The Federal Association of the Energy and Water Industries (BDEW), together with 15 other associations, has presented a position paper for a European hydrogen alliance. The aim is to accelerate the development of a common hydrogen market and industrial value creation in Europe. Signatories include DVGW, DWV, en2X, Eurogas, FNB Gas, Hydrogen Europe, VCI, VDA, VDMA P2X4A, VIK, VKU, and the Steel Industry Association. As early as June 2025, the associations had launched a first joint appeal, which they are now renewing.
From the perspective of the associations, the hydrogen ramp-up is progressing where infrastructure, funding, demand incentives, regulatory planning security, and risk hedging interact. Overall, however, it remains significantly behind political and industrial requirements. Many companies along the value chain are under considerable economic pressure, investment decisions are being postponed, and European technology providers are facing intensified international competition.
Progress in major projects and core network
The position paper lists several projects that have recently reached decisive development steps. These include investment decisions for the 200 MW electrolyser ELYgator in Rotterdam/Maasvlakte and for the first 300 MW phase of the Andalusian Green Hydrogen Valley in Spain. There is also progress with the 320 MW electrolyser as part of the Clean Hydrogen Coastline project in Emden. According to the associations, the 100 MW electrolyser Refhyne 2 in the Rhineland, the 200 MW electrolyser Holland Hydrogen 1 in the Port of Rotterdam, and the 100 MW electrolyser Lingen Green Hydrogen in Lower Saxony are under construction. The eSAF project at the Schwedt site in Brandenburg is close to the final investment decision.
The associations also see progress in infrastructure. The German hydrogen core network, ongoing capacity reservation, and the further development of cross-border corridors are key components. They positively assess the classification of cross-border transport corridors as European "Energy Highways." Now the core network must be quickly connected with storage, import capacities, industrial clusters, distribution networks, and European transport corridors.
Call for regulatory reform and risk hedging
To make the ramp-up more cost-efficient, the associations call for a revision of the regulations. They are critical of the strict electricity sourcing criteria for RFNBO-compliant hydrogen (Renewable Fuels of Non-Biological Origin) and requirements for low-carbon fuels. In addition to reducing general system costs, they demand an exemption from grid charges for electrolysers.
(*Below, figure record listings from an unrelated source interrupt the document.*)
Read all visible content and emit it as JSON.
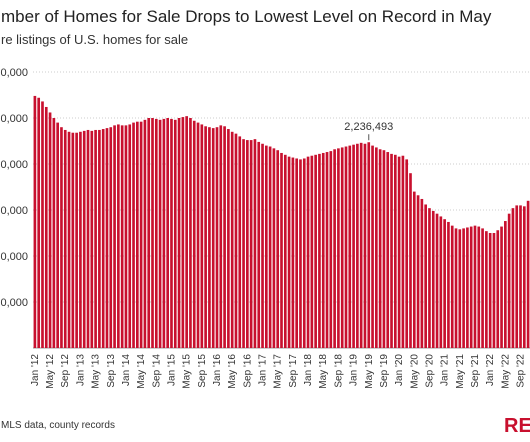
{
  "chart_data": {
    "type": "bar",
    "title": "mber of Homes for Sale Drops to Lowest Level on Record in May",
    "subtitle": "re listings of U.S. homes for sale",
    "source": "MLS data, county records",
    "logo": "RE",
    "color": "#c8102e",
    "grid": true,
    "ylim": [
      0,
      3000000
    ],
    "yticks": [
      {
        "value": 500000,
        "label": "0,000"
      },
      {
        "value": 1000000,
        "label": "0,000"
      },
      {
        "value": 1500000,
        "label": "0,000"
      },
      {
        "value": 2000000,
        "label": "0,000"
      },
      {
        "value": 2500000,
        "label": "0,000"
      },
      {
        "value": 3000000,
        "label": "0,000"
      }
    ],
    "categories": [
      "Jan '12",
      null,
      null,
      null,
      "May '12",
      null,
      null,
      null,
      "Sep '12",
      null,
      null,
      null,
      "Jan '13",
      null,
      null,
      null,
      "May '13",
      null,
      null,
      null,
      "Sep '13",
      null,
      null,
      null,
      "Jan '14",
      null,
      null,
      null,
      "May '14",
      null,
      null,
      null,
      "Sep '14",
      null,
      null,
      null,
      "Jan '15",
      null,
      null,
      null,
      "May '15",
      null,
      null,
      null,
      "Sep '15",
      null,
      null,
      null,
      "Jan '16",
      null,
      null,
      null,
      "May '16",
      null,
      null,
      null,
      "Sep '16",
      null,
      null,
      null,
      "Jan '17",
      null,
      null,
      null,
      "May '17",
      null,
      null,
      null,
      "Sep '17",
      null,
      null,
      null,
      "Jan '18",
      null,
      null,
      null,
      "May '18",
      null,
      null,
      null,
      "Sep '18",
      null,
      null,
      null,
      "Jan '19",
      null,
      null,
      null,
      "May '19",
      null,
      null,
      null,
      "Sep '19",
      null,
      null,
      null,
      "Jan '20",
      null,
      null,
      null,
      "May '20",
      null,
      null,
      null,
      "Sep '20",
      null,
      null,
      null,
      "Jan '21",
      null,
      null,
      null,
      "May '21",
      null,
      null,
      null,
      "Sep '21",
      null,
      null,
      null,
      "Jan '22",
      null,
      null,
      null,
      "May '22",
      null,
      null,
      null,
      "Sep '22",
      null,
      null
    ],
    "values": [
      2740000,
      2720000,
      2680000,
      2620000,
      2560000,
      2500000,
      2450000,
      2400000,
      2370000,
      2350000,
      2340000,
      2340000,
      2350000,
      2360000,
      2370000,
      2360000,
      2370000,
      2370000,
      2380000,
      2390000,
      2400000,
      2420000,
      2430000,
      2420000,
      2420000,
      2430000,
      2450000,
      2460000,
      2460000,
      2480000,
      2500000,
      2500000,
      2490000,
      2480000,
      2490000,
      2500000,
      2490000,
      2480000,
      2500000,
      2510000,
      2520000,
      2500000,
      2470000,
      2450000,
      2430000,
      2410000,
      2400000,
      2390000,
      2400000,
      2420000,
      2410000,
      2380000,
      2350000,
      2330000,
      2300000,
      2270000,
      2260000,
      2260000,
      2270000,
      2240000,
      2220000,
      2200000,
      2190000,
      2170000,
      2150000,
      2120000,
      2100000,
      2080000,
      2070000,
      2060000,
      2050000,
      2060000,
      2080000,
      2090000,
      2100000,
      2110000,
      2120000,
      2130000,
      2140000,
      2160000,
      2170000,
      2180000,
      2190000,
      2200000,
      2210000,
      2220000,
      2230000,
      2220000,
      2236493,
      2200000,
      2180000,
      2160000,
      2150000,
      2130000,
      2110000,
      2100000,
      2080000,
      2090000,
      2050000,
      1900000,
      1700000,
      1660000,
      1620000,
      1560000,
      1520000,
      1490000,
      1460000,
      1430000,
      1400000,
      1370000,
      1330000,
      1300000,
      1290000,
      1300000,
      1310000,
      1320000,
      1330000,
      1320000,
      1300000,
      1270000,
      1250000,
      1250000,
      1280000,
      1320000,
      1380000,
      1460000,
      1520000,
      1550000,
      1550000,
      1540000,
      1600000
    ],
    "annotations": [
      {
        "label": "2,236,493",
        "x": "May '19"
      }
    ]
  }
}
Since there is currently no liquid hydrogen market with reliable price signals, long-term purchase agreements and final investment decisions are often lacking. According to the associations, contracts for difference, demand instruments, guarantees, and warranties could help here. A technology-neutral approach should include both renewable and low-carbon hydrogen.
Germany to assume a bridging function
Germany, as the largest economic location, future importer, technology exporter, and central network node, must take a leading role, the paper states. The country can build bridges to the Benelux countries, through the H2Med project to France, Spain, and Portugal, along the SouthH2 Corridor to Italy and Austria, and to the Nordic countries as production sites. The associations refer to the coalition agreement, in which a leading German role in a European hydrogen initiative is agreed. Accompanying this, the associations want to actively support the ongoing integration at the EU level in the Industrial Accelerator Act and the Net Zero Industry Act.